Academic Exercises
- Cover of first edition
- Author: K. J. Parker
- Cover artist: Vincent Chong
- Language: English
- Genre: Fantasy
- Publisher: Subterranean Press
- Publication date: 2014
- Publication place: United States
- Media type: print (hardcover), ebook
- Pages: 529
- ISBN: 978-1-59606-609-0
- OCLC: 870986762
- Followed by: The Father of Lies

= Academic Exercises =

2014 collection of short stories by K. J. Parker

Academic Exercises is a collection of fantasy short stories and essays by British writer Tom Holt, writing as K. J. Parker. It was the first of two Parker collections from Subterranean Press, and was first published in hardcover and ebook in July 2014.

==Summary==
The book collects nine short works of fiction and three essays by the author.

==Contents==
- "A Small Price to Pay for Birdsong" (from Subterranean Online, Winter 2011)
- "A Rich, Full Week" (from Swords & Dark Magic: The New Sword and Sorcery (June 2010))
- "Amor Vincit Omnia" (from Andromeda Spaceways Inflight Magazine #45, May 2010)
- "On Sieges" (essay) (from Subterranean Online, Summer 2009)
- "Let Maps to Others" (from Subterranean, Summer 2012)
- "A Room with a View" (from Subterranean: Tales of Dark Fantasy 2, April 2011)
- "Cutting Edge Technology" (essay) (from Subterranean Online, Fall 2011)
- "Illuminated" (from Andromeda Spaceways Inflight Magazine #55, December 2012)
- "Purple and Black" (originally published as Purple and Black (Subterranean Press, Jul. 2009))
- "Rich Men's Skins; A Social History of Armour" (essay) (from Subterranean, Summer 2013)
- "The Sun And I" (from Subterranean, Summer 2013)
- "One Little Room an Everywhere" (from Eclipse Online, October 22, 2012)
- "Blue and Gold" (originally published as Blue and Gold (Subterranean Press, Dec. 2010) )

==Reception==
The collection was reviewed by Paul Di Filippo (2014) in Locus Online, Jul. 13, 2014, Gary K. Wolfe in Locus #643, August 2014, Gardner Dozois in Locus #644, September 2014, and Katherine Farmar in Strange Horizons, Oct. 27, 2014.

==Awards==
The collection placed second in the 2015 Locus Poll Award for Best Collection.

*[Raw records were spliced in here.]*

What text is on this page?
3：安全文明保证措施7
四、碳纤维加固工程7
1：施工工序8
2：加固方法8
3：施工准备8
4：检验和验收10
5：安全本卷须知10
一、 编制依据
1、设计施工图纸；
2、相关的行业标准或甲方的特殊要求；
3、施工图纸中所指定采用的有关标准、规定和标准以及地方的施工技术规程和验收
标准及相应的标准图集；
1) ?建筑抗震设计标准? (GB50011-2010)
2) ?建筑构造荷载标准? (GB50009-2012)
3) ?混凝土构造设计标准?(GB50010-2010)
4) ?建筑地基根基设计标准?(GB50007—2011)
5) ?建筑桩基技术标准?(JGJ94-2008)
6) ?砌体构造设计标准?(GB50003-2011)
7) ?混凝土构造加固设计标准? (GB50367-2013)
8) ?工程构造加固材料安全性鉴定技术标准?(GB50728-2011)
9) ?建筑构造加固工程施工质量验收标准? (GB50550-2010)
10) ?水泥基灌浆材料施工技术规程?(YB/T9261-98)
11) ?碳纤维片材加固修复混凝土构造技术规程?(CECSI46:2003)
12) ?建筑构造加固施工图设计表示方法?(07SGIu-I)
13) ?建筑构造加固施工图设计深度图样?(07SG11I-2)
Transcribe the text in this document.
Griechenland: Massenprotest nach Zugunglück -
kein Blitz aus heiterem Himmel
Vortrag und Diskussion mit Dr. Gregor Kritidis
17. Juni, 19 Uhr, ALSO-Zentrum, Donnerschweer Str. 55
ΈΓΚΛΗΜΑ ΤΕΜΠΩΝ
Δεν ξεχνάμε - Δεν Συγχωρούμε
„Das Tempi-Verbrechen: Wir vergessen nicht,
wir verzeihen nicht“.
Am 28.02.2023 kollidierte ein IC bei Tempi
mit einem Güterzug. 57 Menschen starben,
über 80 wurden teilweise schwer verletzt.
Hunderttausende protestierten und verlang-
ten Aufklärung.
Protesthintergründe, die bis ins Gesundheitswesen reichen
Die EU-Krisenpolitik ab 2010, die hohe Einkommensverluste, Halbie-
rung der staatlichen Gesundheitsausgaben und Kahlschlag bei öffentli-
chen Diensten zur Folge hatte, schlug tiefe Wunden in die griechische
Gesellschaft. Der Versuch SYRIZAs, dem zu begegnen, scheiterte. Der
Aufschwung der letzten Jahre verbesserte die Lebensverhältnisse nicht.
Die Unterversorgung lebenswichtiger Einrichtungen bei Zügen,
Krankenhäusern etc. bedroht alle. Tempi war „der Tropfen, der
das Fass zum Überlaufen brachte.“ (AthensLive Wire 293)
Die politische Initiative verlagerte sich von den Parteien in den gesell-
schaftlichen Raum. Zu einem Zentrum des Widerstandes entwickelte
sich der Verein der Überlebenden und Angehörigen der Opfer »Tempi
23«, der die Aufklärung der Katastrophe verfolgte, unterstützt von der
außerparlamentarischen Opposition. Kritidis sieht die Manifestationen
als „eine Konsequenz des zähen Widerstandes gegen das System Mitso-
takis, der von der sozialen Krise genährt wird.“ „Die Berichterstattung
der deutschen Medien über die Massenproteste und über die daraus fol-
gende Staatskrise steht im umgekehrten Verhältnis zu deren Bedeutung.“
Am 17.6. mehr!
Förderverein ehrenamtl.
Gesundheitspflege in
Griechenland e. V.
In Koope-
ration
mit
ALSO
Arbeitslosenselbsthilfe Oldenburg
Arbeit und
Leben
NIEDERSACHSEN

- "A Small Price to Pay for Birdsong" won the 2012 World Fantasy Award for Best Novella and placed eighteenth in the 2012 Locus Poll Award for Best Novelette.
- "A Rich, Full Week" placed twenty-fourth in the 2011 Locus Poll Award for Best Novelette.
- "Amor Vincit Omnia" placed twentieth in the 2011 Locus Poll Award for Best Novelette.
- "Let Maps to Others" won the 2013 World Fantasy Award for Best Novella and placed ninth in the 2013 Locus Poll Award for Best Novella.
- "The Sun And I" was nominated for the 2014 World Fantasy Award for Best Novella and placed ninth in the 2014 Locus Poll Award for Best Novelette.
- "One Little Room an Everywhere" placed twenty-fourth in the 2013 Locus Poll Award for Best Novelette.
- "Blue and Gold" placed fourteenth in the 2012 Locus Poll Award for Best Novella.